Wednesday,31 July 2024


Statements on tabled papers and petitions

Victorian Auditor-General’s Office


Ann-Marie HERMANS

Victorian Auditor-General’s Office

Access to Emergency Healthcare

This report looked at whether the Department of Health and responsible agencies addressed Victorians’ need for timely and equitable access to emergency health care. It found a range of things, including that for the period of 2013–14 to 2022–23 the health services did not meet their targets for patients to be transferred from ambulances to the emergency department within 40 minutes, for patients to be seen within clinically recommended times or for the length of stay in the emergency department.

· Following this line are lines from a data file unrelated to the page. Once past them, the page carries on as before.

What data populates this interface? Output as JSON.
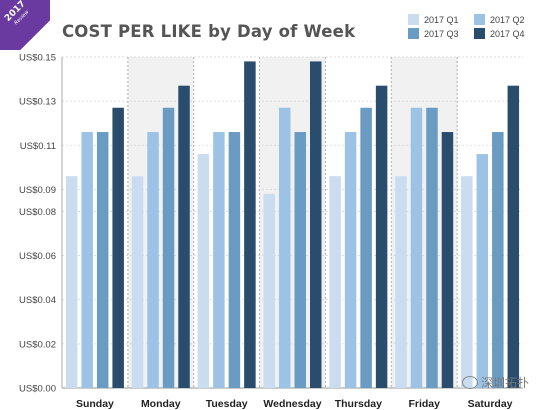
{
  "badge": {
    "year": "2017",
    "sub": "Review"
  },
  "watermark": {
    "text": "深圳拓扑"
  },
  "chart_data": {
    "type": "bar",
    "title": "COST PER LIKE by Day of Week",
    "xlabel": "",
    "ylabel": "",
    "categories": [
      "Sunday",
      "Monday",
      "Tuesday",
      "Wednesday",
      "Thursday",
      "Friday",
      "Saturday"
    ],
    "yticks": [
      0,
      0.02,
      0.04,
      0.06,
      0.08,
      0.09,
      0.11,
      0.13,
      0.15
    ],
    "ytick_labels": [
      "US$0.00",
      "US$0.02",
      "US$0.04",
      "US$0.06",
      "US$0.08",
      "US$0.09",
      "US$0.11",
      "US$0.13",
      "US$0.15"
    ],
    "ylim": [
      0,
      0.15
    ],
    "grid": true,
    "legend_position": "top-right",
    "series": [
      {
        "name": "2017 Q1",
        "color": "#c9dcf0",
        "values": [
          0.096,
          0.096,
          0.106,
          0.088,
          0.096,
          0.096,
          0.096
        ]
      },
      {
        "name": "2017 Q2",
        "color": "#9cc3e6",
        "values": [
          0.116,
          0.116,
          0.116,
          0.127,
          0.116,
          0.127,
          0.106
        ]
      },
      {
        "name": "2017 Q3",
        "color": "#6a9bc3",
        "values": [
          0.116,
          0.127,
          0.116,
          0.116,
          0.127,
          0.127,
          0.116
        ]
      },
      {
        "name": "2017 Q4",
        "color": "#2a4d6e",
        "values": [
          0.127,
          0.137,
          0.148,
          0.148,
          0.137,
          0.116,
          0.137
        ]
      }
    ]
  }
}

I am going to run out of time to go through some of these important things, but what I want to say is this: in the South-Eastern Metropolitan Region, which I represent, it can be readily seen at major hospitals – Dandenong, Frankston and Monash – that, if you go past them at any particular time, we still have issues with ambulance ramping. It is a crisis in our health system that the government has completely failed to address, despite knowing about it for many years. In fact even the ambulance people are feeling stretched in the things that they are actually being expected to do.

One of the areas that the report highlights which the government has not been prepared to act on is for the department to improve its public reporting on timely access to emergency health care by publishing long-term performance data for Victoria’s public health services and updating it regularly. I note that reviewing and updating its budget papers and service delivery measures to ensure they are consistent with health service targets and show trends over time is also something that the government is not prepared to do. Interestingly, it has only accepted this in principle. So it stands to reason, given that this government has consistently and deliberately covered up health data, with a view to keeping Victorians in the dark about what was going on in the health system, that it is of course an attempt to hide from the public what any Victorian who has any recent experience with the health system already knows – that it is in a complete shambles, that Victorians are at risk and that there are unreasonable demands being made on ambo workers and other healthcare professionals.

I have to note the dedication and incredible hard work of all our health workers, in particular the ambos, the nurses, the doctors and all the hospital staff, who work tirelessly to keep this broken system going. After 10 years of Labor governments, the health system is in crisis as a direct result of Labor’s incompetence and mismanagement under Premier Allan. In conclusion, I again thank the Auditor-General and his staff for their work and commend this report to all members and indeed all Victorians who are interested to see what is going on in our health system. I do note, as an aside on top of this, that we continue to have WorkSafe issues in the health sector, with health workers continuously finding their health and wellbeing at risk from unacceptable violence and abuse in the workplace. These are courageous workers, many of them committed to making sure that Victorians have the services that they need, and this government is letting them down and is not protecting them. It is not meeting performance targets, and it is not allowing the Victorian people to see why.